La convivencia en un estadio no es ajena en sus formas a lo que se puede vivir en la calle. Y es una pena comprobar, a todas luces, que la participación de las fuerzas públicas para apagar el fuego, suele ser desorganizada, improvisada y con poca resonancia.

Es muy triste ver cómo los desquiciados "aficionados" pegan ganchos y rectos a diestra y siniestra, a policías o agentes de seguridad con sobrepeso, que muchas veces quedan a merced de cinco o 10 vándalos. No sobra volver a revisar la coordinación en los estadios entre la FMF y las autoridades locales. Hay que exagerar en revisar antes de entrar a los estadios, y aquellos que promovieron la instalación de "grupos de animación" que se volvieron auténticas mafias, deben desactivar de inmediato esos privilegios que se confunden con impunidad.
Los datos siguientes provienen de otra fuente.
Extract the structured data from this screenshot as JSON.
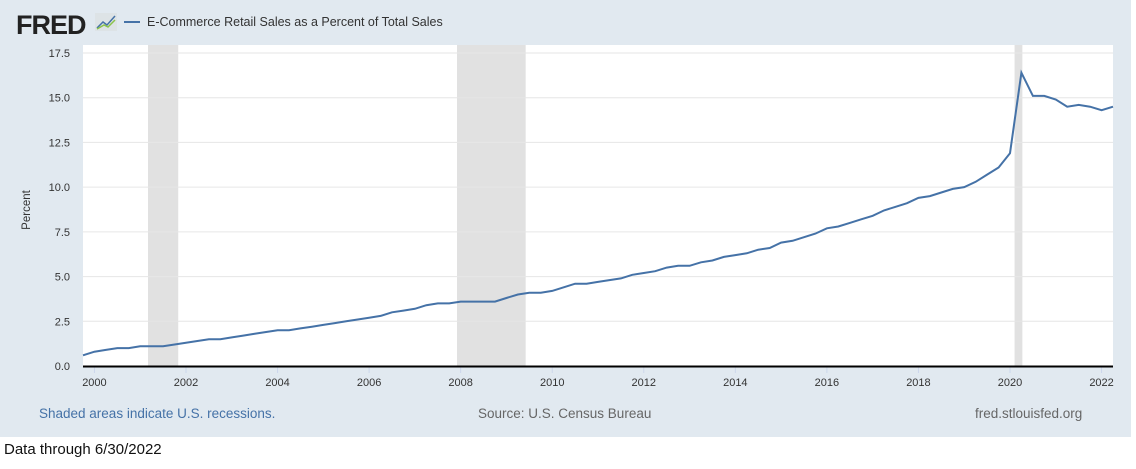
{
  "header": {
    "logo": "FRED",
    "legend": "E-Commerce Retail Sales as a Percent of Total Sales"
  },
  "footer": {
    "note": "Shaded areas indicate U.S. recessions.",
    "source": "Source: U.S. Census Bureau",
    "site": "fred.stlouisfed.org"
  },
  "data_through": "Data through 6/30/2022",
  "colors": {
    "series": "#4572a7",
    "recession": "#e1e1e1",
    "frame": "#e1e9f0"
  },
  "chart_data": {
    "type": "line",
    "title": "E-Commerce Retail Sales as a Percent of Total Sales",
    "xlabel": "",
    "ylabel": "Percent",
    "ylim": [
      0,
      17.5
    ],
    "xlim": [
      1999.75,
      2022.25
    ],
    "yticks": [
      "0.0",
      "2.5",
      "5.0",
      "7.5",
      "10.0",
      "12.5",
      "15.0",
      "17.5"
    ],
    "xticks": [
      "2000",
      "2002",
      "2004",
      "2006",
      "2008",
      "2010",
      "2012",
      "2014",
      "2016",
      "2018",
      "2020",
      "2022"
    ],
    "recessions": [
      [
        2001.17,
        2001.83
      ],
      [
        2007.92,
        2009.42
      ],
      [
        2020.1,
        2020.27
      ]
    ],
    "series": [
      {
        "name": "E-Commerce Retail Sales as a Percent of Total Sales",
        "start": 1999.75,
        "step": 0.25,
        "values": [
          0.6,
          0.8,
          0.9,
          1.0,
          1.0,
          1.1,
          1.1,
          1.1,
          1.2,
          1.3,
          1.4,
          1.5,
          1.5,
          1.6,
          1.7,
          1.8,
          1.9,
          2.0,
          2.0,
          2.1,
          2.2,
          2.3,
          2.4,
          2.5,
          2.6,
          2.7,
          2.8,
          3.0,
          3.1,
          3.2,
          3.4,
          3.5,
          3.5,
          3.6,
          3.6,
          3.6,
          3.6,
          3.8,
          4.0,
          4.1,
          4.1,
          4.2,
          4.4,
          4.6,
          4.6,
          4.7,
          4.8,
          4.9,
          5.1,
          5.2,
          5.3,
          5.5,
          5.6,
          5.6,
          5.8,
          5.9,
          6.1,
          6.2,
          6.3,
          6.5,
          6.6,
          6.9,
          7.0,
          7.2,
          7.4,
          7.7,
          7.8,
          8.0,
          8.2,
          8.4,
          8.7,
          8.9,
          9.1,
          9.4,
          9.5,
          9.7,
          9.9,
          10.0,
          10.3,
          10.7,
          11.1,
          11.9,
          16.4,
          15.1,
          15.1,
          14.9,
          14.5,
          14.6,
          14.5,
          14.3,
          14.5
        ]
      }
    ]
  }
}
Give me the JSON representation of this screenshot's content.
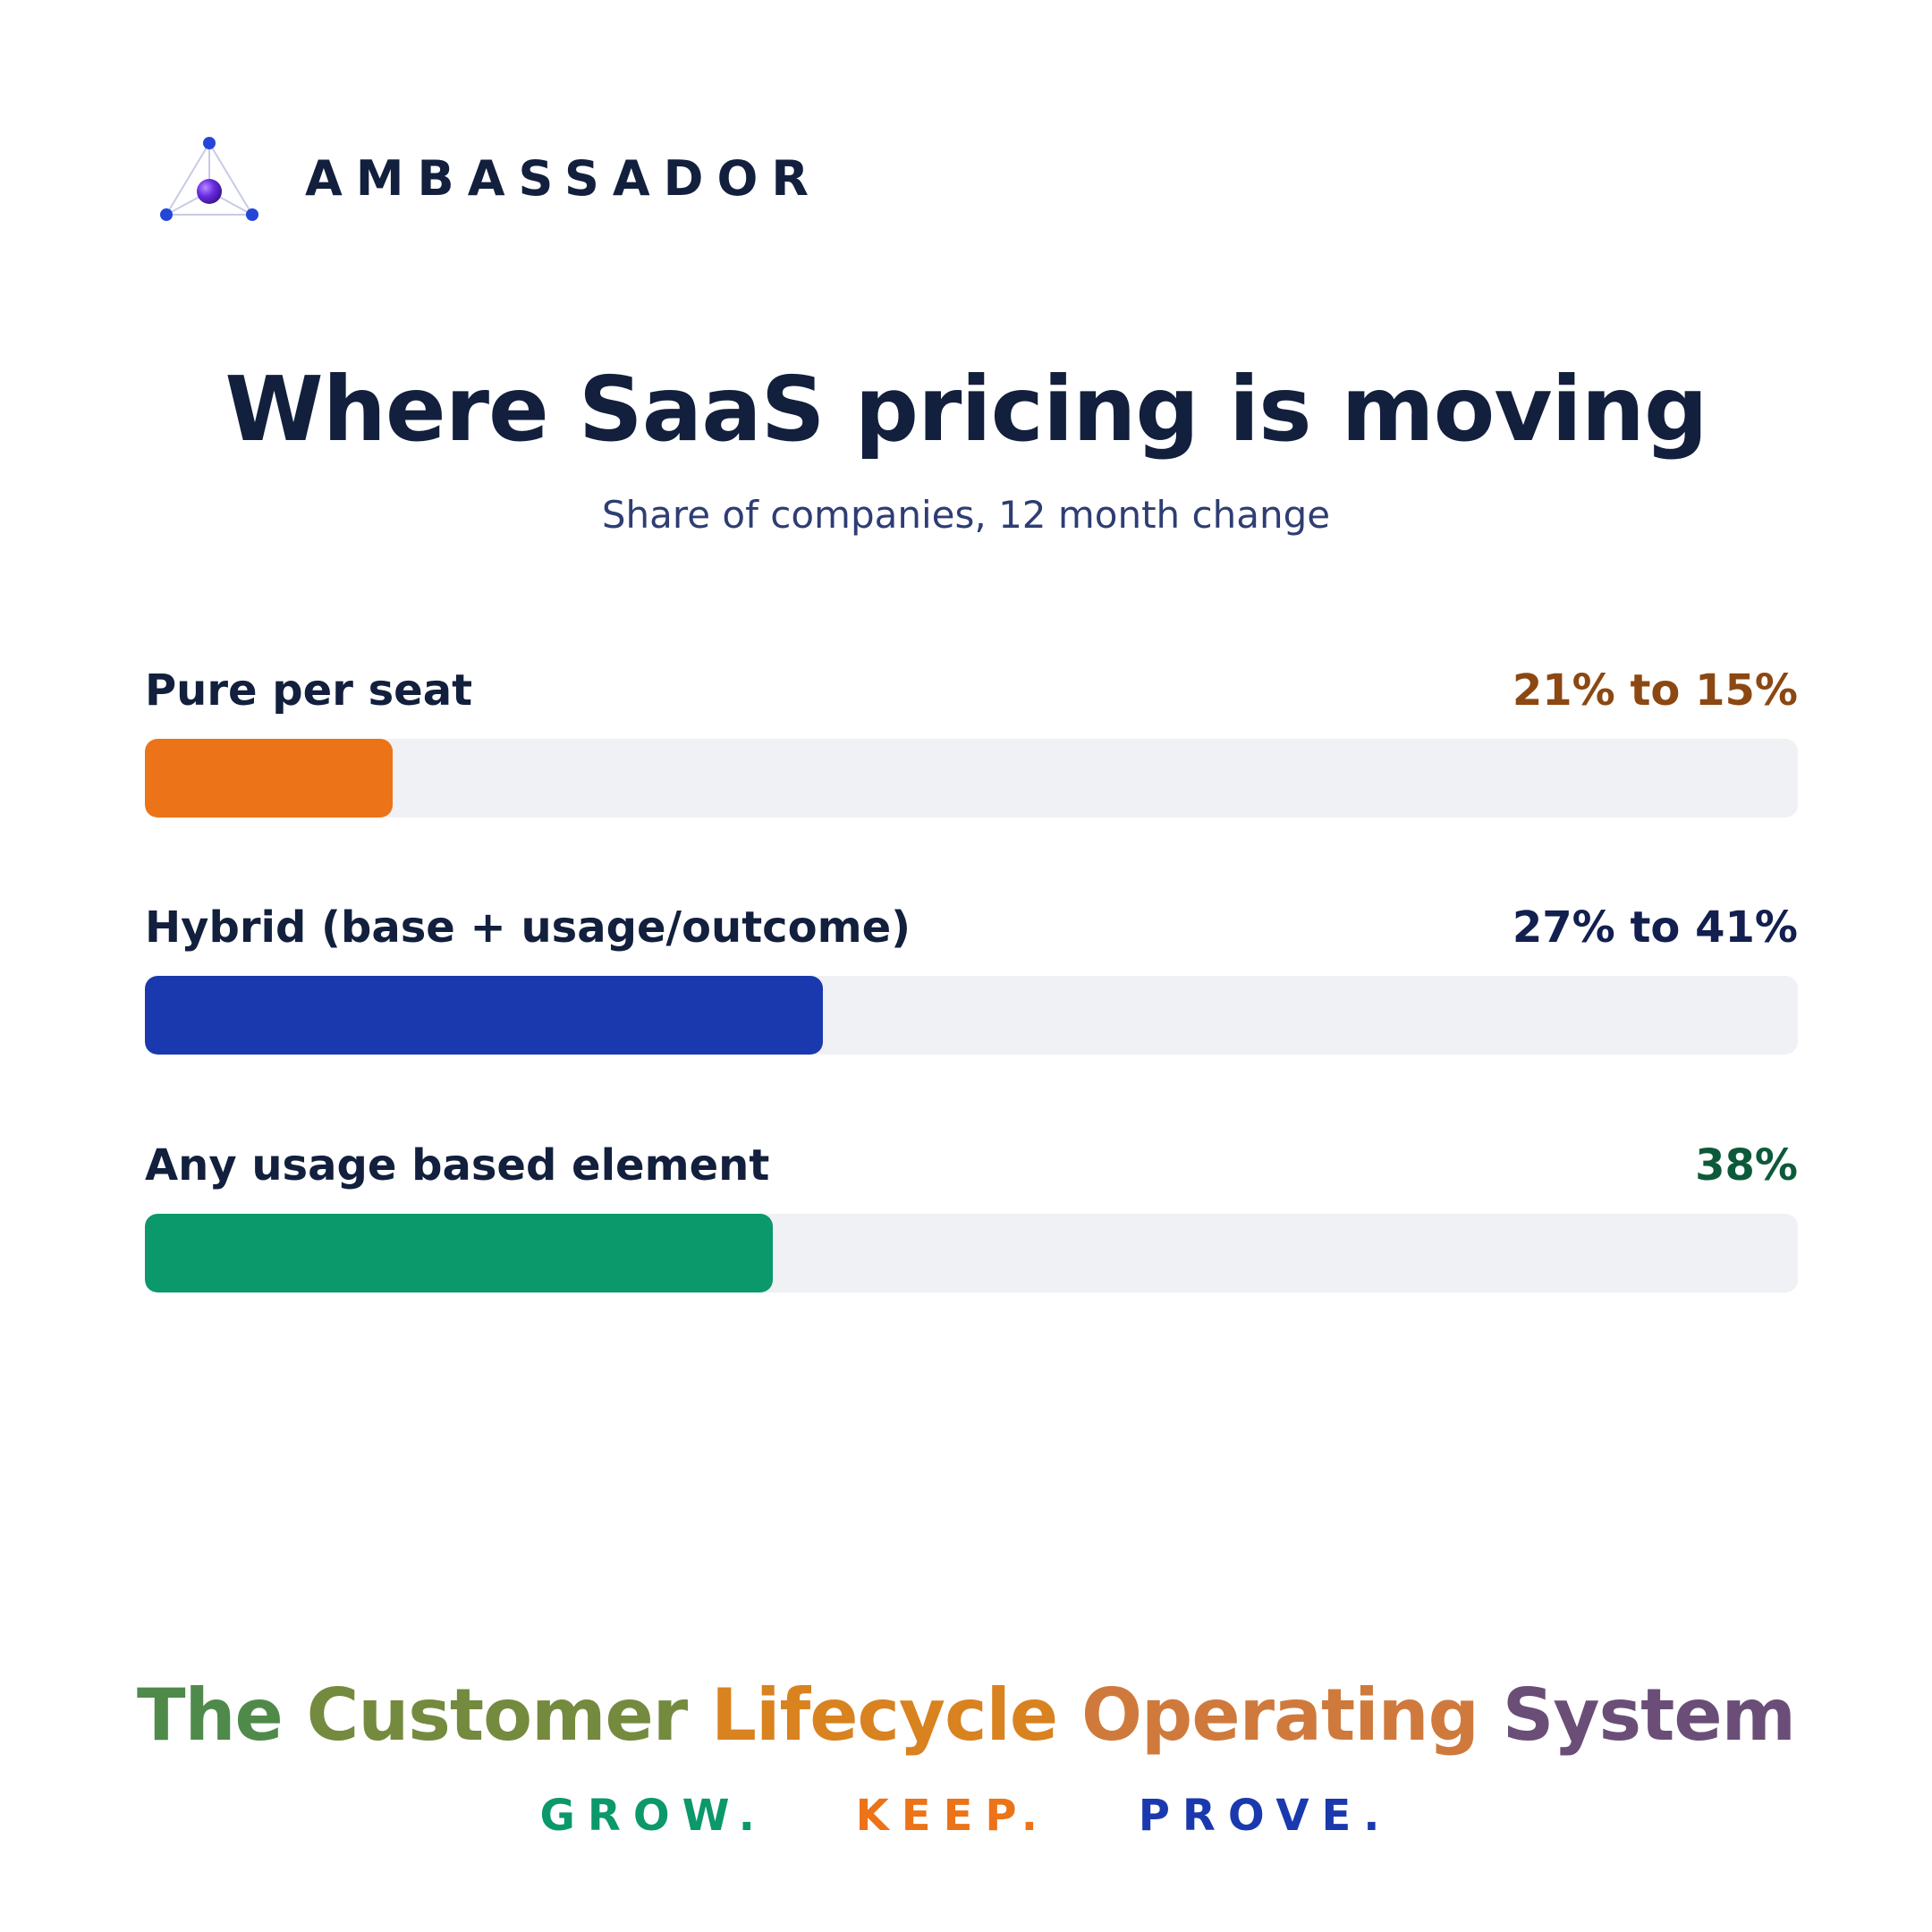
{
  "brand": {
    "name": "AMBASSADOR",
    "logo_icon": "triangle-node-logo-icon"
  },
  "chart_data": {
    "type": "bar",
    "orientation": "horizontal",
    "title": "Where SaaS pricing is moving",
    "subtitle": "Share of companies, 12 month change",
    "xlim": [
      0,
      100
    ],
    "grid": false,
    "bars": [
      {
        "label": "Pure per seat",
        "value_text": "21% to 15%",
        "from": 21,
        "value": 15,
        "color": "#ec7318",
        "text_color": "#8c4812"
      },
      {
        "label": "Hybrid (base + usage/outcome)",
        "value_text": "27% to 41%",
        "from": 27,
        "value": 41,
        "color": "#1b39ae",
        "text_color": "#121f4f"
      },
      {
        "label": "Any usage based element",
        "value_text": "38%",
        "value": 38,
        "color": "#0b986b",
        "text_color": "#0d5a3a"
      }
    ]
  },
  "footer": {
    "tagline_words": [
      {
        "text": "The",
        "color": "#4f8a4a"
      },
      {
        "text": "Customer",
        "color": "#748a3e"
      },
      {
        "text": "Lifecycle",
        "color": "#d98220"
      },
      {
        "text": "Operating",
        "color": "#cf7a3c"
      },
      {
        "text": "System",
        "color": "#6a4e78"
      }
    ],
    "motto": [
      {
        "text": "GROW.",
        "color": "#0b986b"
      },
      {
        "text": "KEEP.",
        "color": "#ec7318"
      },
      {
        "text": "PROVE.",
        "color": "#1b39ae"
      }
    ]
  }
}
Ya tenemos suficiente fuera de los estadios como para que se vuelva una película de terror ir a ver futbol. No, no fue lo de Brasil, pero empezó a parecerse, según dejan evidencia las imágenes de la noche del martes.

Hay preguntas que responder: ¿Cuántos estadios no tienen suficientes cámaras? ¿Por qué no implementar un sistema de boletos personalizados? ¿Hay suficientes salidas de emergencia? ¿Están siempre abiertas? ¿Están de verdad con credencial todos aquellos que tienen mayor cercanía con los clubes?

Agregue sus ideas y envíe a la FMF. En materia de seguridad nada es un exceso en la prevención.